接下来readObjectDefinition,读取type为 com.google.common.collect.ImmutableList$SerializedForm ,length为1,有一个字段,字段名为elements。
然后继续readObject,tag为0x60,此时走到上述代码的272行分支,ref为0,从对象定义中拿到对应类型,readObjectInstance读取具体实例,class为null,走到334行,通过SerializerFactory.readObject读为对象。
先按type获取反序列化器Deserializer,JavaDeserializer readObject 读出Object为ImmutableList$SerializedForm(构造函数new个实例),对每个字段获取FieldDeserializer,elements字段的值为Object[];BasicDeserializer readLengthList中的OBJECT_ARRAY。
// # SerializerFactory
public Object readObject(AbstractHessianInput in,
String type,
String[] fieldNames)
throws HessianProtocolException, IOException {
Deserializer deserializer = getDeserializer(type);
if (deserializer != null)
return deserializer.readObject(in, fieldNames);
else if (_hashMapDeserializer != null)
return _hashMapDeserializer.readObject(in, fieldNames);
else {
_hashMapDeserializer = new MapDeserializer(HashMap.class);
return _hashMapDeserializer.readObject(in, fieldNames);
}
}
public Deserializer getDeserializer(String type)
throws HessianProtocolException {
if (type == null || type.equals("") || UNKNOWN_CLASSES.containsKey(type)) {
return null;
}
Deserializer deserializer;
if (_cachedTypeDeserializerMap != null) {
deserializer = (Deserializer) _cachedTypeDeserializerMap.get(type);
if (deserializer != null)
return deserializer;
}
deserializer = (Deserializer) _staticTypeMap.get(type);
if (deserializer != null)
return deserializer;
if (type.startsWith("[")) {
Deserializer subDeserializer = getDeserializer(type.substring(1));
if (subDeserializer != null)
deserializer = new ArrayDeserializer(subDeserializer.getType());
else
deserializer = new ArrayDeserializer(Object.class);
} else {
try {
Class cl = Class.forName(type, false, _loader); // 按class获取deserializer
deserializer = getDeserializer(cl); // cl=com.google.common.collect.ImmutableList$SerializedForm -> JavaDeserializer
} catch (Exception e) {
UNKNOWN_CLASSES.computeIfAbsent(type, s -> {
log.error("[EX-DUBBO-0020] Hessian/Burlap: '" + type + "' 是未知的类在"

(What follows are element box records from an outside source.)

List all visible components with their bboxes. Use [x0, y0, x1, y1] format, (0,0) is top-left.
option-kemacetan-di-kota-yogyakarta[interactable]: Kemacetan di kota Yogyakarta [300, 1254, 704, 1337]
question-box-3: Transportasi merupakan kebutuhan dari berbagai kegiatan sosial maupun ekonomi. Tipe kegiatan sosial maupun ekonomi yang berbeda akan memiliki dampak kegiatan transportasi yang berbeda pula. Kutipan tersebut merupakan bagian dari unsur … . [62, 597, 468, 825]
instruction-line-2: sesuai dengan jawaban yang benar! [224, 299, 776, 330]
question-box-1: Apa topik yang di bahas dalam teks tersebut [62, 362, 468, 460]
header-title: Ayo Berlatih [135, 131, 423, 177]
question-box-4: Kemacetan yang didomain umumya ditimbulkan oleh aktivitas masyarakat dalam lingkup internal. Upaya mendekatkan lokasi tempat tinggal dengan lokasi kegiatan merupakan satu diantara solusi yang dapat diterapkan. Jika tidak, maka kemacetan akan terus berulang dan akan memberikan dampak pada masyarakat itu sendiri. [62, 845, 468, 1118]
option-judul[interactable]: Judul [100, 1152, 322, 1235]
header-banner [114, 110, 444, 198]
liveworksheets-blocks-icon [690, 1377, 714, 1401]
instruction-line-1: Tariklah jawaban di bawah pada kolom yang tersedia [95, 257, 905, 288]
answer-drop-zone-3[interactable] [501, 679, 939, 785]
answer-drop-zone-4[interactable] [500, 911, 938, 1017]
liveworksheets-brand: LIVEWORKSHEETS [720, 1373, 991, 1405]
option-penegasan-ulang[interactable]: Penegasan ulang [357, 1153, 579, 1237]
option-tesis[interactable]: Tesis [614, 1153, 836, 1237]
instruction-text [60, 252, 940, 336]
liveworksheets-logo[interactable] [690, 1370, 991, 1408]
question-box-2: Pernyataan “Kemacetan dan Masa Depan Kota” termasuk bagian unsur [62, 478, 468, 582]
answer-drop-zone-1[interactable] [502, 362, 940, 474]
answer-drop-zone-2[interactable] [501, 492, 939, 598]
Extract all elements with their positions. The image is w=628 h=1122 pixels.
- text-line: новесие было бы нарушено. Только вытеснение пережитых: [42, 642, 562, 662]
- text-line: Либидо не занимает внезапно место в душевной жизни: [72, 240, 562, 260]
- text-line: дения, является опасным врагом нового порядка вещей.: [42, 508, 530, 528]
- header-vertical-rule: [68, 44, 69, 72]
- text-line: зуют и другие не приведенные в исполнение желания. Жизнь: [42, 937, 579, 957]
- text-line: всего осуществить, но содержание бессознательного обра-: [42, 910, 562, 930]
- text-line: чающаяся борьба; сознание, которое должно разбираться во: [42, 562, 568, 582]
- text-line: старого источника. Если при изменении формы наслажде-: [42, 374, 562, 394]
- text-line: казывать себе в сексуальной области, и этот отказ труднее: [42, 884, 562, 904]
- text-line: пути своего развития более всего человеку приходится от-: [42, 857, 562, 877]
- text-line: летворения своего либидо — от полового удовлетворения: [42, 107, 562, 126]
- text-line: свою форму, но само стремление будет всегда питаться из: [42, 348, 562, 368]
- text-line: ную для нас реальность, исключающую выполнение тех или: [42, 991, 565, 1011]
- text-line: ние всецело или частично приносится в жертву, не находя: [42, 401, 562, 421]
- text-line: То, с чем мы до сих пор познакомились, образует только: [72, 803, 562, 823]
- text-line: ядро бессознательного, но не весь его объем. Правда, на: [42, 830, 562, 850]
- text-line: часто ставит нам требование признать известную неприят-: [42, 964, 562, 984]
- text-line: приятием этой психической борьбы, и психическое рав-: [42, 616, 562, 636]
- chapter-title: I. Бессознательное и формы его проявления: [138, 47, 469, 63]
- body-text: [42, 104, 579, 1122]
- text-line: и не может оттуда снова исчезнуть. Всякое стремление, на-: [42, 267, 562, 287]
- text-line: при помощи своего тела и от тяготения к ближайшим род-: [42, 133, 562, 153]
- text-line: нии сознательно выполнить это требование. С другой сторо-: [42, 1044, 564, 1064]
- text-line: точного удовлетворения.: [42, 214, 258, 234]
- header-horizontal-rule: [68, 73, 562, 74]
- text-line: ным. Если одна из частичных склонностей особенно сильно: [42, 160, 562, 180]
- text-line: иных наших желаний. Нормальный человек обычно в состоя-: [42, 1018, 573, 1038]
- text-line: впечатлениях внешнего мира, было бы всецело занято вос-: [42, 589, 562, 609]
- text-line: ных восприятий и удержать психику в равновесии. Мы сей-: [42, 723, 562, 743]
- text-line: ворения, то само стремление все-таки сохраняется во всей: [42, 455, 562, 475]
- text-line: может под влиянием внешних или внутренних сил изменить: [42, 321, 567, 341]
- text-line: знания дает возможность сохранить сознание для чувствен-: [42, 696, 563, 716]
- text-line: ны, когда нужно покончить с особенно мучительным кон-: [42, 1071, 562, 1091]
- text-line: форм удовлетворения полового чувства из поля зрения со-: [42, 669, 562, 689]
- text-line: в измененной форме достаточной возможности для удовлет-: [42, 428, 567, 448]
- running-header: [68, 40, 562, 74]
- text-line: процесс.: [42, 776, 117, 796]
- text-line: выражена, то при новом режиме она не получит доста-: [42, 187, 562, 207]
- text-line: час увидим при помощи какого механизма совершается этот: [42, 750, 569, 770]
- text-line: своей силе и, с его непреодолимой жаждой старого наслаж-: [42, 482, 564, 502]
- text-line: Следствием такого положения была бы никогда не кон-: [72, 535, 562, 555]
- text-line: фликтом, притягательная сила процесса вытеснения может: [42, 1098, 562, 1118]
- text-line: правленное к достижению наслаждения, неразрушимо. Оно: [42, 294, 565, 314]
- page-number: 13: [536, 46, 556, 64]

+ _loader + ":\n" + e.getMessage(), e);
return 1;
});
}
}
if (deserializer != null) {
if (_cachedTypeDeserializerMap == null)
_cachedTypeDeserializerMap = new ConcurrentHashMap(8);
_cachedTypeDeserializerMap.put(type, deserializer);
}
return deserializer;
}
对象反序列化步骤:读对象定义readObjectDefinition、获取对象实例readObjectInstance、各字段反序列化FieldDeserializer。
报错分析
对于Case 1 将ImmutableList作为Request参数进行序列化时,反序列化失败问题进行分析。
interface java.util.List 获取反序列化器 getObjectDeserializer 得到 CollectionDeserializer,但他未实现 readObject,导致走到AbstractDeserializer中的readObject,从而抛异常 UnsupportedOperationException,Request.list的字段解析失败,异常被 ObjectListFieldDeserializer.deserialize 捕获,打日志:HessianFieldException: Request.list: java.util.List cannot be assigned from null。
总结
- Java中的不可变集合(guava的 ImmutableList、ImmutableSet等,Java9引入的ImmutableCollections相关类型)不能作为POJO参数进行序列化,但是可以直接作为对象进行序列化;
- float 反序列化后精度丢失,double 没问题;
- keySet()返回的Set未实现Serializable,Hessian反序列化结果为ArrayList;
- 二维long数组、LocalDate可以正常序列化反序列化(针对参考资料3中提到的坑试验了下,发现我司使用版本没有该问题,可正常使用二维long数组和Java8引入的LocalDate)。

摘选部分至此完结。